Ab Januar 2018 steigen die Mindestlöhne im Baugewerbe

Zum 1. Januar 2017 wurde der gesetzliche Mindestlohn bereits von 8,50 Euro auf 8,84 Euro erhöht. Für das Baugewerbe gelten seit 1997 eigene Regelungen in Bezug auf den Mindestlohn. Der Grund ist das Arbeitnehmer- Entsendegesetz, dass darauf abzielt, einheimische Bauarbeiter vor den ausländischen „Billigarbeitskräften“ zu schützen. Diese Lohnregelung gilt für alle Unternehmen, unabhängig ob der Arbeiter deutscher Staatsbürger ist oder aus dem Ausland entsandt wurde.

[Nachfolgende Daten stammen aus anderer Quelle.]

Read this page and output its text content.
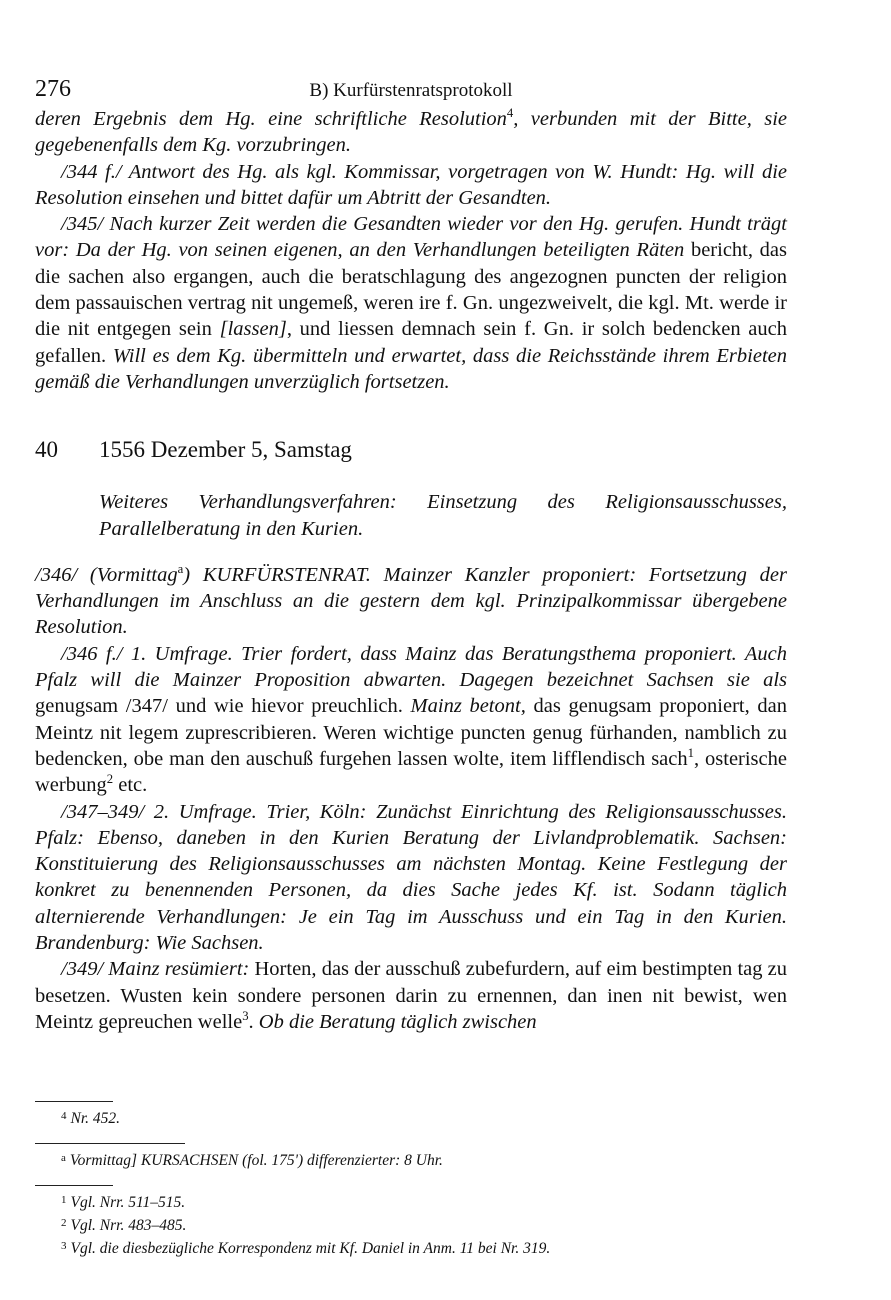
276	B) Kurfürstenratsprotokoll

deren Ergebnis dem Hg. eine schriftliche Resolution$^4$, verbunden mit der Bitte, sie gegebenenfalls dem Kg. vorzubringen.

/344 f./ Antwort des Hg. als kgl. Kommissar, vorgetragen von W. Hundt: Hg. will die Resolution einsehen und bittet dafür um Abtritt der Gesandten.

/345/ Nach kurzer Zeit werden die Gesandten wieder vor den Hg. gerufen. Hundt trägt vor: Da der Hg. von seinen eigenen, an den Verhandlungen beteiligten Räten bericht, das die sachen also ergangen, auch die beratschlagung des angezognen puncten der religion dem passauischen vertrag nit ungemeß, weren ire f. Gn. ungezweivelt, die kgl. Mt. werde ir die nit entgegen sein [lassen], und liessen demnach sein f. Gn. ir solch bedencken auch gefallen. Will es dem Kg. übermitteln und erwartet, dass die Reichsstände ihrem Erbieten gemäß die Verhandlungen unverzüglich fortsetzen.

40	1556 Dezember 5, Samstag

Weiteres Verhandlungsverfahren: Einsetzung des Religionsausschusses, Parallelberatung in den Kurien.

/346/ (Vormittag$^a$) KURFÜRSTENRAT. Mainzer Kanzler proponiert: Fortsetzung der Verhandlungen im Anschluss an die gestern dem kgl. Prinzipalkommissar übergebene Resolution.

/346 f./ 1. Umfrage. Trier fordert, dass Mainz das Beratungsthema proponiert. Auch Pfalz will die Mainzer Proposition abwarten. Dagegen bezeichnet Sachsen sie als genugsam /347/ und wie hievor preuchlich. Mainz betont, das genugsam proponiert, dan Meintz nit legem zuprescribieren. Weren wichtige puncten genug fürhanden, namblich zu bedencken, obe man den auschuß furgehen lassen wolte, item lifflendisch sach$^1$, osterische werbung$^2$ etc.

/347–349/ 2. Umfrage. Trier, Köln: Zunächst Einrichtung des Religionsausschusses. Pfalz: Ebenso, daneben in den Kurien Beratung der Livlandproblematik. Sachsen: Konstituierung des Religionsausschusses am nächsten Montag. Keine Festlegung der konkret zu benennenden Personen, da dies Sache jedes Kf. ist. Sodann täglich alternierende Verhandlungen: Je ein Tag im Ausschuss und ein Tag in den Kurien. Brandenburg: Wie Sachsen.

/349/ Mainz resümiert: Horten, das der ausschuß zubefurdern, auf eim bestimpten tag zu besetzen. Wusten kein sondere personen darin zu ernennen, dan inen nit bewist, wen Meintz gepreuchen welle$^3$. Ob die Beratung täglich zwischen

$^4$ Nr. 452.
$^a$ Vormittag] KURSACHSEN (fol. 175') differenzierter: 8 Uhr.
$^1$ Vgl. Nrr. 511–515.
$^2$ Vgl. Nrr. 483–485.
$^3$ Vgl. die diesbezügliche Korrespondenz mit Kf. Daniel in Anm. 11 bei Nr. 319.
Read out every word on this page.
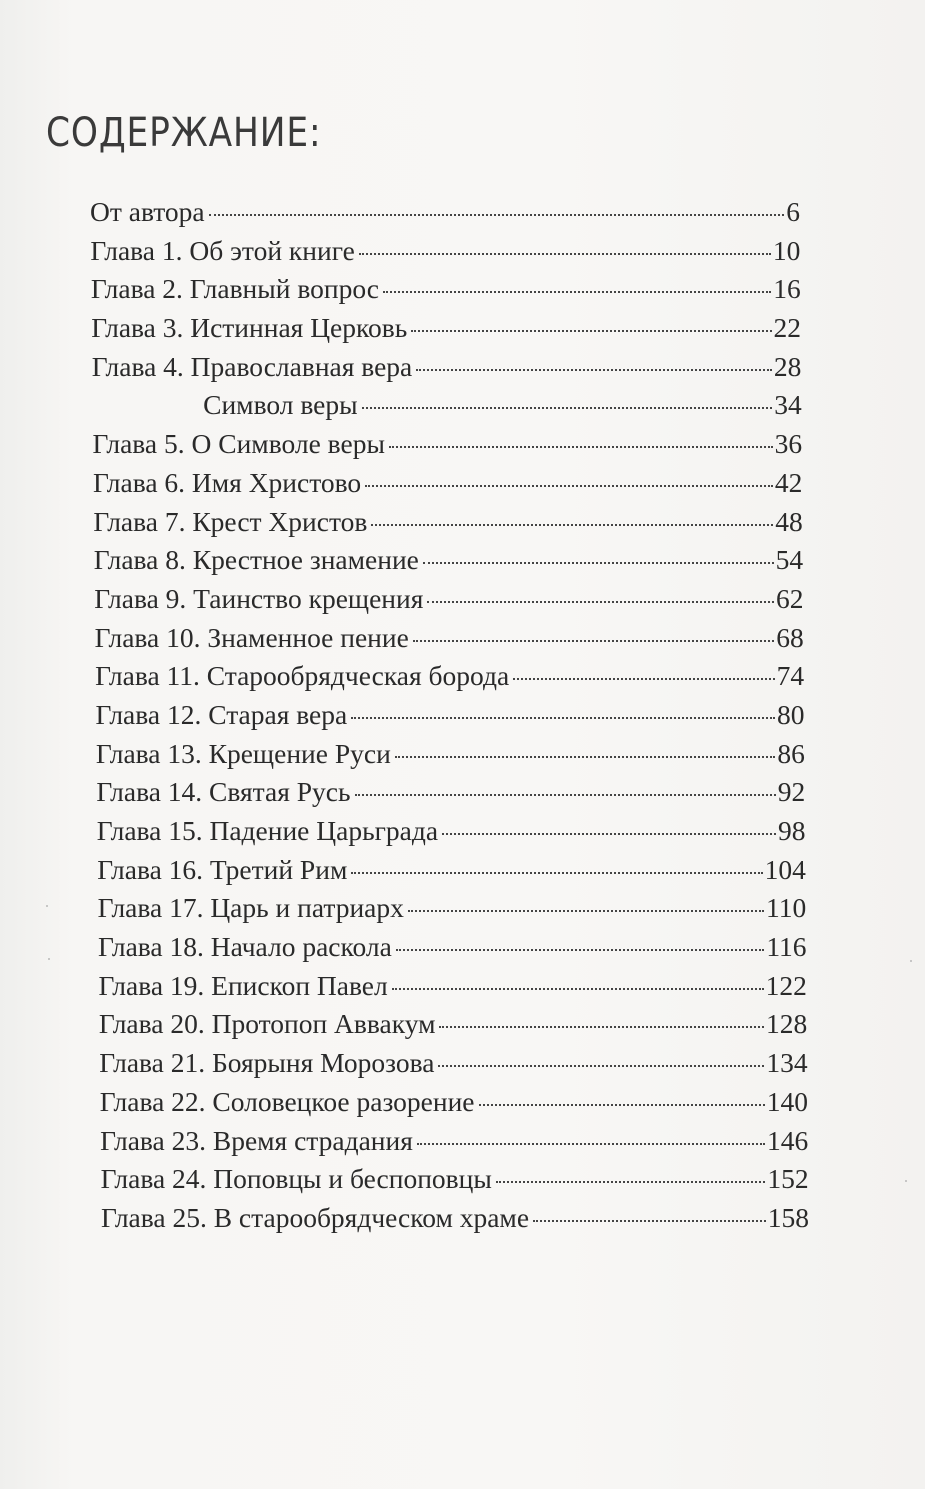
СОДЕРЖАНИЕ:
От автора	6
Глава 1. Об этой книге	10
Глава 2. Главный вопрос	16
Глава 3. Истинная Церковь	22
Глава 4. Православная вера	28
Символ веры	34
Глава 5. О Символе веры	36
Глава 6. Имя Христово	42
Глава 7. Крест Христов	48
Глава 8. Крестное знамение	54
Глава 9. Таинство крещения	62
Глава 10. Знаменное пение	68
Глава 11. Старообрядческая борода	74
Глава 12. Старая вера	80
Глава 13. Крещение Руси	86
Глава 14. Святая Русь	92
Глава 15. Падение Царьграда	98
Глава 16. Третий Рим	104
Глава 17. Царь и патриарх	110
Глава 18. Начало раскола	116
Глава 19. Епископ Павел	122
Глава 20. Протопоп Аввакум	128
Глава 21. Боярыня Морозова	134
Глава 22. Соловецкое разорение	140
Глава 23. Время страдания	146
Глава 24. Поповцы и беспоповцы	152
Глава 25. В старообрядческом храме	158
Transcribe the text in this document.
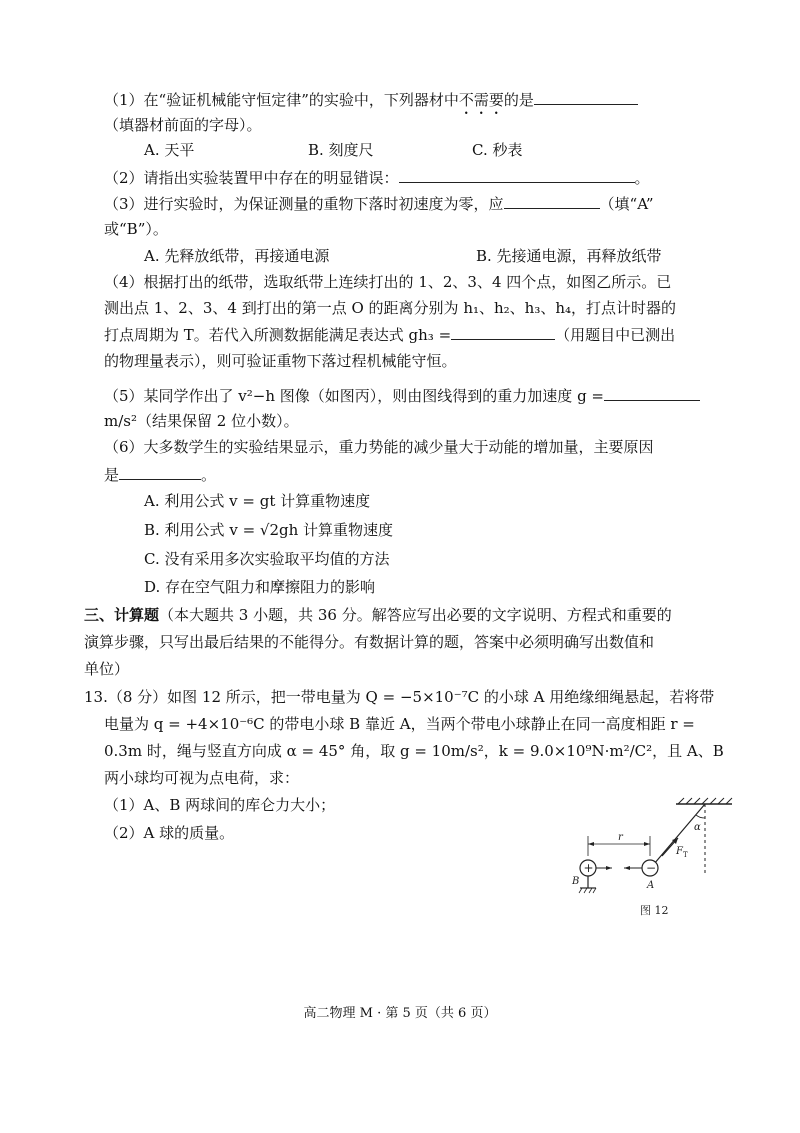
（1）在“验证机械能守恒定律”的实验中，下列器材中不需要的是
（填器材前面的字母）。
A. 天平	B. 刻度尺	C. 秒表
（2）请指出实验装置甲中存在的明显错误：	。
（3）进行实验时，为保证测量的重物下落时初速度为零，应	（填“A”
或“B”）。
A. 先释放纸带，再接通电源	B. 先接通电源，再释放纸带
（4）根据打出的纸带，选取纸带上连续打出的 1、2、3、4 四个点，如图乙所示。已
测出点 1、2、3、4 到打出的第一点 O 的距离分别为 h₁、h₂、h₃、h₄，打点计时器的
打点周期为 T。若代入所测数据能满足表达式 gh₃ =	（用题目中已测出
的物理量表示），则可验证重物下落过程机械能守恒。
（5）某同学作出了 v²−h 图像（如图丙），则由图线得到的重力加速度 g =
m/s²（结果保留 2 位小数）。
（6）大多数学生的实验结果显示，重力势能的减少量大于动能的增加量，主要原因
是	。
A. 利用公式 v = gt 计算重物速度
B. 利用公式 v = √2gh 计算重物速度
C. 没有采用多次实验取平均值的方法
D. 存在空气阻力和摩擦阻力的影响
三、计算题（本大题共 3 小题，共 36 分。解答应写出必要的文字说明、方程式和重要的
演算步骤，只写出最后结果的不能得分。有数据计算的题，答案中必须明确写出数值和
单位）
13.（8 分）如图 12 所示，把一带电量为 Q = −5×10⁻⁷C 的小球 A 用绝缘细绳悬起，若将带
电量为 q = +4×10⁻⁶C 的带电小球 B 靠近 A，当两个带电小球静止在同一高度相距 r =
0.3m 时，绳与竖直方向成 α = 45° 角，取 g = 10m/s²，k = 9.0×10⁹N·m²/C²，且 A、B
两小球均可视为点电荷，求：
（1）A、B 两球间的库仑力大小；
（2）A 球的质量。	α
F T
r
+
B
−
A
图 12
高二物理 M · 第 5 页（共 6 页）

Im Baugewerbe werden zwei Lohngruppen unterschieden:

Mindestlohn BaugewerbeLohngruppe 1: Der Beschäftige führt einfache Montage-, Bau-, Wartungs- und Pflegearbeiten unter Anweisung eines geschulten Fachpersonals durch (§ 5 Nr. 3 BRVT).
Lohngruppe 2: Der Beschäftige ist für die Ausübung von fachlich begrenzten Arbeiten (Teilleistungen einer Spezialtätigkeit) unter Anweisung einer anderen Person zuständig.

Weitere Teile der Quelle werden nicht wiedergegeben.